Lookin’ Good Naked & Gettin’ Your Mind Right. Interview With JC Deen.

Getting Started 3D

I love no nonsense information, and that’s why I love my friend, JC Deen’s, articles and information. His website is a total BS-free zone, and that’s a major reason I enjoy and promote it.

So today I’m excited to share with you a recent interview with JC, and he opens up about his epic manual – LGN365.

Nia: You use a combination or straight sets, rest/pause, and reverse pyramid training in your programming. Can you elaborate on why?

JC: I particularly like having a variation of intensities in my training, as well as my clients’ programming. I utilize various approaches simply because I like to keep the training interesting, and because it makes people use lighter loads by default.

In the course, I make a distinction between the various methods. RPT is mainly used for the primary movements, Straight Sets are for secondary movements, and then Rest-Pause are used for both primary and secondary movements. When using rest-pause, I make sure you’re using a weight light enough that you can do 10-12 times.

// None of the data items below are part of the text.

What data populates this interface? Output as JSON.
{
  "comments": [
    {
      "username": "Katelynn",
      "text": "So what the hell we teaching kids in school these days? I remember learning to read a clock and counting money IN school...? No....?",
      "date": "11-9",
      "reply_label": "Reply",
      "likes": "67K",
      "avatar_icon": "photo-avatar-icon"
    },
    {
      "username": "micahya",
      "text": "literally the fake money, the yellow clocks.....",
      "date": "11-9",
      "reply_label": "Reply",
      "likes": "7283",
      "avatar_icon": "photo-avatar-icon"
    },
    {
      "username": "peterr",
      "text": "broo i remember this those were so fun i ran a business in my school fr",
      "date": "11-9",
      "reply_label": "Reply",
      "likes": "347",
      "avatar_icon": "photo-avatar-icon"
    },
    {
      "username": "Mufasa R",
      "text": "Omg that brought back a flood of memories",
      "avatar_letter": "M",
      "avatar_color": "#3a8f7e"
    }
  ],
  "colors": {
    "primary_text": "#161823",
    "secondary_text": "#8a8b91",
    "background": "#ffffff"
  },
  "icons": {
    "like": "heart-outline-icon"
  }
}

Knowing that you have to get 30 total reps with this weight makes you choose conservatively, thus keeping one from overdoing it, as many of us are prone to do.

Of course, there are exceptions, but that’s the gist of it.

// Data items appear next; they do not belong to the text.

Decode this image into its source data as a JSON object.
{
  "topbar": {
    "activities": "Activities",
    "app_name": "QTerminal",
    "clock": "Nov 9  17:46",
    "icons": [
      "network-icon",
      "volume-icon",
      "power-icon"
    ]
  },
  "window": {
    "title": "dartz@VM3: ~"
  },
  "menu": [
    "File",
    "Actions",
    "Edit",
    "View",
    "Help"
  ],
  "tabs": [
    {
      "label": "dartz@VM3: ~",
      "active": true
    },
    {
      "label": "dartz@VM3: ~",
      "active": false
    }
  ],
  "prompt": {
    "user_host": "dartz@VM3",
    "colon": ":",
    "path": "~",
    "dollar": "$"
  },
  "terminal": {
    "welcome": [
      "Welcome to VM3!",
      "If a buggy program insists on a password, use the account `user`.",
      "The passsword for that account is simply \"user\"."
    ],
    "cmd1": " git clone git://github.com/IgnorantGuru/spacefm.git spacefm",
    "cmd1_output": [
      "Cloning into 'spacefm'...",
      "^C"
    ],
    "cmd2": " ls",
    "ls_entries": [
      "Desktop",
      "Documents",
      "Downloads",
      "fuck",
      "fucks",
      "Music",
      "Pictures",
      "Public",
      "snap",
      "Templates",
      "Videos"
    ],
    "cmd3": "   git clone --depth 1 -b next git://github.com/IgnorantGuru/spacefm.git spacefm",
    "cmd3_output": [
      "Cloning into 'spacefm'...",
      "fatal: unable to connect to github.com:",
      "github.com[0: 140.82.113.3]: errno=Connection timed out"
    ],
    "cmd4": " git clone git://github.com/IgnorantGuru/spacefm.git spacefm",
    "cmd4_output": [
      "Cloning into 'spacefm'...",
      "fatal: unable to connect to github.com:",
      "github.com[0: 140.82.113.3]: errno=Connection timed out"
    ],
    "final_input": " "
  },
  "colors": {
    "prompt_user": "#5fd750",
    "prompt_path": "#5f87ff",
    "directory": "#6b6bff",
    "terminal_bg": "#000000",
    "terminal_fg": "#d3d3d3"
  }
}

Nia: In LGN365, you discuss “Getting Your Mind Right.” As you state, “We can’t just jump right into the training programs without a little mental preparation fitness journey.” Personally, I think people greatly underestimate (or completely neglect) the mental aspect of living a healthier lifestyle and improving his/her physique. Why is this one of the first things you discuss in LGN365?

JC: It’s because so many people tend to forget exactly why we’re doing this health/fitness stuff. Making a lifestyle change is not easy, and it’s something we should give a lot of thought. For some of us, making sure we exercise 2-4 times per week will alter our entire schedule. As a result, we must be ready to make that change, and deal with how it alters our daily lives.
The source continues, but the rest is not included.